Pada bulan Juli, pada usia dua puluh lima, Edouard (Edy) Massih mengambil alih toko dari Maria Puk, seorang imigran Polandia yang membukanya, sebagai Maria’s Deli, pada tahun 1978, ketika ia berusia dua puluh empat tahun.Foto oleh Heami Lee untuk The New Yorker

Tapi Edy lebih dari sekedar satelit Sahadi. Massih membawa produk buatan dalam negeri dari perusahaan yang dimulai oleh imigran muda lainnya, termasuk tahini dan halvah dari Seed + Mill dan teh kapulaga mawar yang berkilau. Menu bulanan bergilir menawarkan sup Lebanon buatan rumah seperti adas bil hamoud, miju-miju lemon, dan hidangan yang dibuat berdasarkan pesanan seperti a man’oushe, atau roti pipih sarapan Lebanon, atasnya dengan tomat, mentimun, zaitun, dan za’atar; bungkus ayam-shawarma; dan keju panggang dengan feta berbintik thyme dan cabai dan selai buah ara.

Meze yang ditumpuk di lemari es kaca adalah milik Massih, sederet makanan menggoda termasuk daun anggur isi, zaitun yang diasinkan, labneh berbau bawang putin, dan selai tomat pedas.

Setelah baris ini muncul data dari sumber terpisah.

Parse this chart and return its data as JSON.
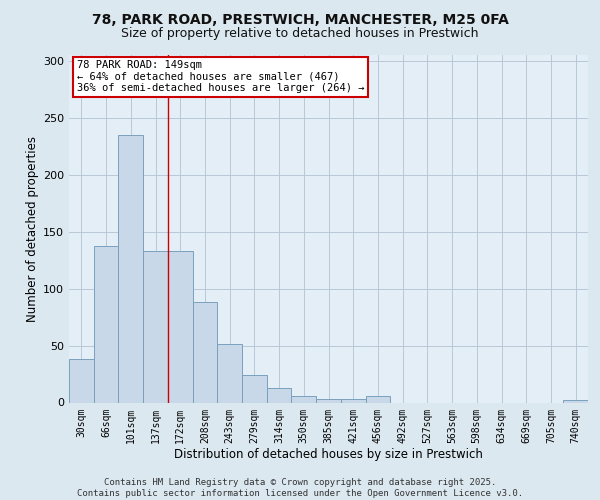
{
  "title_line1": "78, PARK ROAD, PRESTWICH, MANCHESTER, M25 0FA",
  "title_line2": "Size of property relative to detached houses in Prestwich",
  "xlabel": "Distribution of detached houses by size in Prestwich",
  "ylabel": "Number of detached properties",
  "bar_labels": [
    "30sqm",
    "66sqm",
    "101sqm",
    "137sqm",
    "172sqm",
    "208sqm",
    "243sqm",
    "279sqm",
    "314sqm",
    "350sqm",
    "385sqm",
    "421sqm",
    "456sqm",
    "492sqm",
    "527sqm",
    "563sqm",
    "598sqm",
    "634sqm",
    "669sqm",
    "705sqm",
    "740sqm"
  ],
  "bar_values": [
    38,
    137,
    235,
    133,
    133,
    88,
    51,
    24,
    13,
    6,
    3,
    3,
    6,
    0,
    0,
    0,
    0,
    0,
    0,
    0,
    2
  ],
  "bar_color": "#c8d8e8",
  "bar_edge_color": "#7aa0be",
  "grid_color": "#b8c8d8",
  "background_color": "#dce8f0",
  "plot_bg_color": "#e4eef6",
  "annotation_text": "78 PARK ROAD: 149sqm\n← 64% of detached houses are smaller (467)\n36% of semi-detached houses are larger (264) →",
  "annotation_box_color": "#ffffff",
  "annotation_border_color": "#cc0000",
  "vline_color": "#cc0000",
  "ylim": [
    0,
    305
  ],
  "yticks": [
    0,
    50,
    100,
    150,
    200,
    250,
    300
  ],
  "footer_text": "Contains HM Land Registry data © Crown copyright and database right 2025.\nContains public sector information licensed under the Open Government Licence v3.0.",
  "title_fontsize": 10,
  "subtitle_fontsize": 9,
  "axis_label_fontsize": 8.5,
  "tick_fontsize": 7,
  "annotation_fontsize": 7.5,
  "footer_fontsize": 6.5
}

Untuk makan malam baru-baru ini, saya mengumpulkan semuanya, ditambah pita (dari Damascus Bread & Pastry Shop, di sebelah Sahadi’s di Atlantic Avenue), wadah labu musim dingin. fatteh.dll— Campuran butternut panggang, delicata, dan biji pohon ek, dilumuri buncis dan tahini — dan siap dipanaskan riz a miliknya, yang digambarkan Massih sebagai nasi kotor Lebanon, berbintik-bintik dengan daging giling halus, potongan-potongan ayam yang montok, potongan bawang yang meleleh, dan biji delima.

Fatteh labu musim dingin Edy, terdiri dari butternut, biji pohon ek, dan delicata, dengan buncis dan tahini.Foto oleh Heami Lee untuk The New Yorker

Sebagai tambahan, saya juga menyapu bagian menu “Polish Classics”. Massih berani melihat ke depan — dunia membutuhkan Timur Tengah yang setara dengan Massimo Bottura dan David Chang, katanya padaku — tapi tidak tertarik untuk menghapus masa lalu. Dia memberi penghormatan kepada pendahulunya dengan pancake kentang suwir atau zucchini, ditambah berbagai apel goreng yang menggembung, masing-masing disajikan dengan ramekin plastik krim asam yang dibumbui dengan harissa atau kayu manis. Di antara toples acar mentimun liar Lebanon (lebih tipis dan lebih ringan dari jenis yang didomestikasi) dan bubur terong panggang, Anda akan menemukan asinan kubis Polandia, mustard berbutir kasar, sirup stroberi, dan penganan ceri, yang diawetkan secara literal dan kiasan. (Meze dan hidangan siap panas $ 3,50- $ 20.)